Parker is all like FUCK MY LIFE, then of course he meets a girl, a girl named Summer, and of course he falls in love with Summer, and suddenly his summer [like the irony there?] gets a whole lot better when he falls in love with the girl next door.
I didn’t hate this book. It’s very reminiscent of A Walk to Remember [The book was way better than the movie, IMO] or The Fault in Our Stars [I hated the book and the movie], only I felt the characters were much more relatable. They weren’t teenagers, who think they’re adults, or the epitome of perfection. I couldn’t relate much to Parker and didn’t really feel a connection to him, I thought as narrators go, he was kind of flat with a stick up his ass, but I did like Summer.
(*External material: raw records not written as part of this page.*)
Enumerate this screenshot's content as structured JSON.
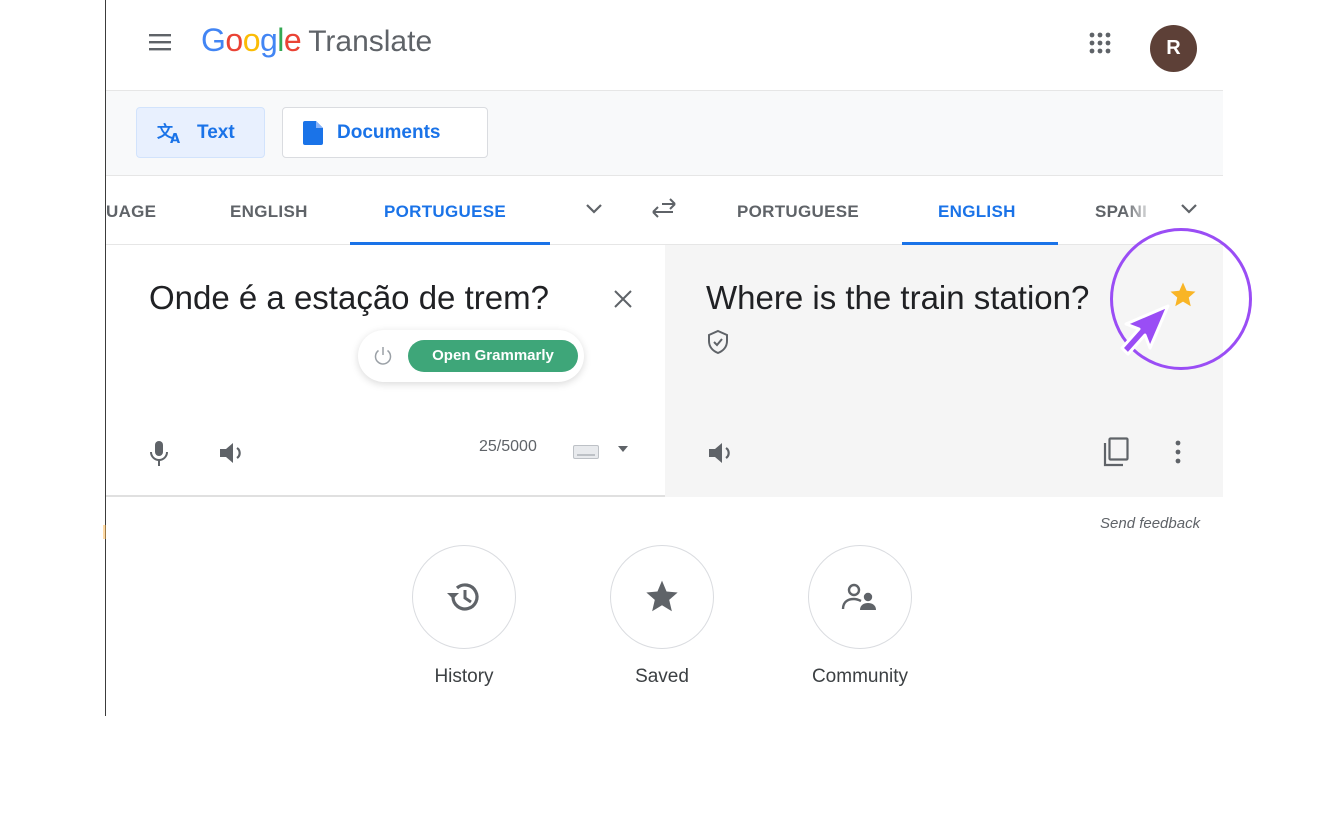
{
  "header": {
    "logo_letters": [
      "G",
      "o",
      "o",
      "g",
      "l",
      "e"
    ],
    "product": "Translate",
    "avatar_initial": "R"
  },
  "modes": {
    "text": "Text",
    "documents": "Documents"
  },
  "source_langs": [
    "UAGE",
    "ENGLISH",
    "PORTUGUESE"
  ],
  "target_langs": [
    "PORTUGUESE",
    "ENGLISH",
    "SPANI"
  ],
  "source": {
    "text": "Onde é a estação de trem?",
    "char_count": "25/5000"
  },
  "grammarly": {
    "button": "Open Grammarly"
  },
  "target": {
    "text": "Where is the train station?"
  },
  "feedback": "Send feedback",
  "actions": {
    "history": "History",
    "saved": "Saved",
    "community": "Community"
  },
  "colors": {
    "accent": "#1a73e8",
    "saved_star": "#f9b526",
    "annotation": "#9a4df5",
    "grammarly": "#3ea679",
    "avatar": "#5d4037"
  }
}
She was eccentric and different, sort of like a modern Luna Lovegood, who was my favorite character in Harry Potter.
The writing in this book was good. It had no grammatical errors, no useless prose, and it flowed smoothly. Santana Blair is a very good writer. I have absolutely nothing against this book, to be honest, it just has a very cliche plot. I feel like I’ve read this story many times, this is just the same story in some sort of parallel universe. It just wasn’t a unique story.
Anyhow, if you want a typical tween romance novel that you’ve read a hundred times, but enjoyed all the retellings nonetheless, go ahead read this book, it’s well-written, and I know for some people, they really like the tragic tween love story. If you’re one of those people, you won’t regret reading this book, I promise you, it’s a good book.
But if you’re sick of the same tragic tween love story that seems to appear in every other tween novel, I’ll just gently encourage you to skip this one because you’ve read it before.